SCHNEIDER - Fundamental Analysis: Financial Health & Valuation
Last Updated Time : 20 Dec 25, 11:16 pm
Back to Fundamental ListFundamental Rating: 3.5
| Stock Code | SCHNEIDER | Market Cap | 17,646 Cr. | Current Price | 738 ₹ | High / Low | 1,055 ₹ |
| Stock P/E | 71.9 | Book Value | 27.5 ₹ | Dividend Yield | 0.00 % | ROCE | 40.9 % |
| ROE | 74.0 % | Face Value | 2.00 ₹ | DMA 50 | 775 ₹ | DMA 200 | 786 ₹ |
| Chg in FII Hold | -0.02 % | Chg in DII Hold | 0.31 % | PAT Qtr | 52.3 Cr. | PAT Prev Qtr | 41.2 Cr. |
| RSI | 36.3 | MACD | -24.3 | Volume | 2,01,817 | Avg Vol 1Wk | 1,62,392 |
| Low price | 517 ₹ | High price | 1,055 ₹ | PEG Ratio | 0.69 | Debt to equity | 0.80 |
| 52w Index | 41.1 % | Qtr Profit Var | -3.59 % | EPS | 10.8 ₹ | Industry PE | 43.9 |
📊 Financials: Schneider has a market cap of ₹17,646 Cr. Current price is ₹738 with a 52-week high/low of ₹1,055/₹517. PAT this quarter is ₹52.3 Cr vs ₹41.2 Cr in the previous quarter, showing growth, though quarterly profit variation is slightly negative (-3.59%). ROCE at 40.9% and ROE at 74.0% reflect exceptional efficiency. Debt-to-equity ratio of 0.80 indicates moderate leverage risk.
💹 Valuation: Stock P/E is 71.9, well above industry PE of 43.9, suggesting overvaluation. Book value is ₹27.5, giving a P/B ratio of ~26.8, which is extremely high. PEG ratio at 0.69 indicates reasonable growth support relative to valuation. EPS is ₹10.8, showing profitability but not aligned with premium multiples. Dividend yield is 0.00%, offering no direct shareholder return.
🏭 Business Model: Schneider operates in electrical equipment, energy management, and automation solutions.
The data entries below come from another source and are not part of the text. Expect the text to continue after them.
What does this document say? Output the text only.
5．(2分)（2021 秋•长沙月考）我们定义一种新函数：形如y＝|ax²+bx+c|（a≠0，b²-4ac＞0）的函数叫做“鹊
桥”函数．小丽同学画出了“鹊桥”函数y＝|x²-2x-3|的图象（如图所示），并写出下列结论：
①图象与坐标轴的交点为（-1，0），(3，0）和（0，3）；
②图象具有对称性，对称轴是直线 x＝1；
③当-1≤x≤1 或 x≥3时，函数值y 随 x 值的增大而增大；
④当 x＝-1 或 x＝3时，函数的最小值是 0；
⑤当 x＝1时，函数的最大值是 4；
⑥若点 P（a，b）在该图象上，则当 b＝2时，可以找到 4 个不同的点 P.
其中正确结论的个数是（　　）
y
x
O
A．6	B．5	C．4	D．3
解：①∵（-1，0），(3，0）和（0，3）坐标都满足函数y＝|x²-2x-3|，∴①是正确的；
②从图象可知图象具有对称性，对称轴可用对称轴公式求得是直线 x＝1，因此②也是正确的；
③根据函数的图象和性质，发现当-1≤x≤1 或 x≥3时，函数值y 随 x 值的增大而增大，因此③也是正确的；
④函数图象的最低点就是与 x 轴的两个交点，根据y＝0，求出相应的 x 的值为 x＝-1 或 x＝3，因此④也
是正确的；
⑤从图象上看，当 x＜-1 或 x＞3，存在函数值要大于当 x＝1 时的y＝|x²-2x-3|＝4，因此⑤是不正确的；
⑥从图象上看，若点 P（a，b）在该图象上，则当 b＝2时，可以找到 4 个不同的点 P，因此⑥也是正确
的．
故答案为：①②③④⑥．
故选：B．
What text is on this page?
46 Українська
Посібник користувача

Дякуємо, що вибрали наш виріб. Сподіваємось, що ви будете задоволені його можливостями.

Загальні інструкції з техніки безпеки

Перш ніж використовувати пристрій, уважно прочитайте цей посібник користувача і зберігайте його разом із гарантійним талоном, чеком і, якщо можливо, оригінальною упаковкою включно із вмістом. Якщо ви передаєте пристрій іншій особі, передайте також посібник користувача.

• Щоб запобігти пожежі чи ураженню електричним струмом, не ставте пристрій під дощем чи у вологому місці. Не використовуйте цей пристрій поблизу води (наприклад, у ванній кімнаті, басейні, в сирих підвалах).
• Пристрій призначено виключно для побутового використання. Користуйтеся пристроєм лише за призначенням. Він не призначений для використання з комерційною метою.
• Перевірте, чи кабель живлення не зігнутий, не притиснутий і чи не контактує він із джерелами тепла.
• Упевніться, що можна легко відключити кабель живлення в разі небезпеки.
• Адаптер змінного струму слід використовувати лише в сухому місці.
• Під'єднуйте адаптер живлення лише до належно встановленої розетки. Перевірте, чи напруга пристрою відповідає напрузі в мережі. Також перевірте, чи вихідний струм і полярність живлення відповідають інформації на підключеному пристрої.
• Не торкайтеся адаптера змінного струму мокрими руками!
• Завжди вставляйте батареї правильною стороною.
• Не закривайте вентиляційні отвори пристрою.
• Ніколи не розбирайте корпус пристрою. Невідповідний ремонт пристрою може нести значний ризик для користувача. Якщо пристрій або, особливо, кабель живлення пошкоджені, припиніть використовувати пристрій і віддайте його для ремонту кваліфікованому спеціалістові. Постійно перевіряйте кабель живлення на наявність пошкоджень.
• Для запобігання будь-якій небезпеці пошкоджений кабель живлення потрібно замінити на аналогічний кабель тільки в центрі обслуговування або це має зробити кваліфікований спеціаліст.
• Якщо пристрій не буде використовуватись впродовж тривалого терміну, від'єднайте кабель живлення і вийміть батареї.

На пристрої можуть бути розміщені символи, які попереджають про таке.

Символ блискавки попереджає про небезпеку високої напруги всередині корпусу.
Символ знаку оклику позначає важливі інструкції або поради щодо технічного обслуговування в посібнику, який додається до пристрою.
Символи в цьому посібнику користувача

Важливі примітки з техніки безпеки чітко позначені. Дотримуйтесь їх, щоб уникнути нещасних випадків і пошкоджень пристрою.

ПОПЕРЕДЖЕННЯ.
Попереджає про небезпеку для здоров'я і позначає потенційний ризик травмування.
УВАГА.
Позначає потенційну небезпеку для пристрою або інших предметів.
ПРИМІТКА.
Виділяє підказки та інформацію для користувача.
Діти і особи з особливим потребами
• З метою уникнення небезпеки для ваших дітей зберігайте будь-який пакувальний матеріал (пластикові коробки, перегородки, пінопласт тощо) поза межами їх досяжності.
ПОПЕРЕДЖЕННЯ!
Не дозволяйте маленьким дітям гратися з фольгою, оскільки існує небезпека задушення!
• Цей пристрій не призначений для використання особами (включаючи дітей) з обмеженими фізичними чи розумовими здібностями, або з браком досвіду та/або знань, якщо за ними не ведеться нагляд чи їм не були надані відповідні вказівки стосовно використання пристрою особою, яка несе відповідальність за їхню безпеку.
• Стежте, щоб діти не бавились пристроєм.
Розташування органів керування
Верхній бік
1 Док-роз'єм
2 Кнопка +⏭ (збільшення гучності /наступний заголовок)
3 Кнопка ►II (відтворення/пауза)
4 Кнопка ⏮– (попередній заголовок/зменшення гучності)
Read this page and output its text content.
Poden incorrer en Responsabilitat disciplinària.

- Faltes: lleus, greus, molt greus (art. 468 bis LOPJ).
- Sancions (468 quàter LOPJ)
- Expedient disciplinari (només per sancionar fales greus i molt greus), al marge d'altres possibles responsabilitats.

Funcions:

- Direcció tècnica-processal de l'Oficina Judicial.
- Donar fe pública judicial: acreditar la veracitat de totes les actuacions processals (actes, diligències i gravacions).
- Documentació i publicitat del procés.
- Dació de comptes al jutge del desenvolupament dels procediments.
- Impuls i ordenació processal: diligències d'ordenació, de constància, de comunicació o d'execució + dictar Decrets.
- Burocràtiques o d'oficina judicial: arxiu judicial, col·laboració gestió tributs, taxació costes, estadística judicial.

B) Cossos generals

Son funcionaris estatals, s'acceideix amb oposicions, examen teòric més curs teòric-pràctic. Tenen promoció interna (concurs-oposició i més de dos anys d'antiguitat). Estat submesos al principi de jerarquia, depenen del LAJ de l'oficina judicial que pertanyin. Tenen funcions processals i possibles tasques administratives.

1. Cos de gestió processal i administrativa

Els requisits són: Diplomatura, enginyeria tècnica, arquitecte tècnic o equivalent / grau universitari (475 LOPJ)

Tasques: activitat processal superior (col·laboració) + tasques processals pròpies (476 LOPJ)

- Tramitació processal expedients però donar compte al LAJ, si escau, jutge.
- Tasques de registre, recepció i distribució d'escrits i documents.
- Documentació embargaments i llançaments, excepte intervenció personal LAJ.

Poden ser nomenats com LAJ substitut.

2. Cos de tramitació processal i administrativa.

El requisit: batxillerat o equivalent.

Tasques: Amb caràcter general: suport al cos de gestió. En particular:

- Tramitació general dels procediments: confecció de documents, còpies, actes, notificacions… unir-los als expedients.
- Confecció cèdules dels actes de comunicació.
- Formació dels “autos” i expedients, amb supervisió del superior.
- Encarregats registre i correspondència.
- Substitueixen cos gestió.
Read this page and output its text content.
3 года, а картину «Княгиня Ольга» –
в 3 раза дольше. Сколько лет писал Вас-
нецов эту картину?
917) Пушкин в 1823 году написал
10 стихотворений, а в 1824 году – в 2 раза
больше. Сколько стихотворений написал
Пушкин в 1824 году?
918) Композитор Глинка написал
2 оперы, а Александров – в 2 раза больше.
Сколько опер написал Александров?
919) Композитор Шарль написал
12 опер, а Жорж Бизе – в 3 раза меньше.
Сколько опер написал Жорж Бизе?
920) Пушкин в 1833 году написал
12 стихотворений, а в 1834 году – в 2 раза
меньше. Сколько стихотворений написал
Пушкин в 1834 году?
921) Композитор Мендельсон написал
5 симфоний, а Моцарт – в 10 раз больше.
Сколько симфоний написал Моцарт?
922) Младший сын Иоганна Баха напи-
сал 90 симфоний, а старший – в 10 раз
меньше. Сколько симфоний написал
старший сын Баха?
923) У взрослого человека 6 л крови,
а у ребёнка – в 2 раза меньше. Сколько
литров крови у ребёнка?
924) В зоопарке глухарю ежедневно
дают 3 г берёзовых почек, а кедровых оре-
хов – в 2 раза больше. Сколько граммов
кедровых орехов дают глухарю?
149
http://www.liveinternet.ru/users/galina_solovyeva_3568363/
Competitive advantage lies in strong brand presence, diversified product portfolio, and demand from infrastructure and industrial sectors. Business model is scalable but capital-intensive, with profitability sensitive to debt and valuation pressures.
📈 Entry Zone: Technically, DMA 50 (₹775) and DMA 200 (₹786) are above current price, showing bearish trend. Entry is favorable near ₹700–₹720 if price consolidates. Current RSI at 36.3 indicates oversold conditions, offering potential accumulation opportunity.
🕰️ Long-Term Holding: Strong ROCE and ROE support long-term compounding, but stretched valuations and moderate debt limit attractiveness. Investors should accumulate cautiously on dips closer to intrinsic value zones.
Positive
- ✅ Exceptional ROCE (40.9%) and ROE (74.0%)
- ✅ Quarterly PAT growth (41.2 Cr → 52.3 Cr)
- ✅ DII holding increased (+0.31%)
Limitation
- ⚠️ High P/E (71.9) vs industry PE (43.9)
- ⚠️ Extremely high P/B ratio (~26.8)
- ⚠️ Debt-to-equity ratio at 0.80
- ⚠️ No dividend yield (0.00%)
Company Negative News
- 📉 FII holding reduced (-0.02%)
- 📉 Bearish technical trend (MACD -24.3)
Company Positive News
- 📈 Quarterly PAT growth despite industry challenges
- 📈 DII inflows (+0.31%)
Industry
- 🏭 Electrical equipment industry PE at 43.9 highlights growth potential
- 🏭 Sector supported by infrastructure and industrial demand
Conclusion
🔎 Schneider is fundamentally strong with exceptional efficiency metrics and industry demand tailwinds. However, valuations are stretched with high P/E and P/B ratios. Entry zone lies near ₹700–₹720. Long-term investors can accumulate cautiously on dips, while monitoring debt levels and profitability trends.
Would you like me to extend this with a peer benchmarking overlay comparing Schneider against other electrical equipment and automation companies, or a sector scan to highlight undervalued players in the energy management space?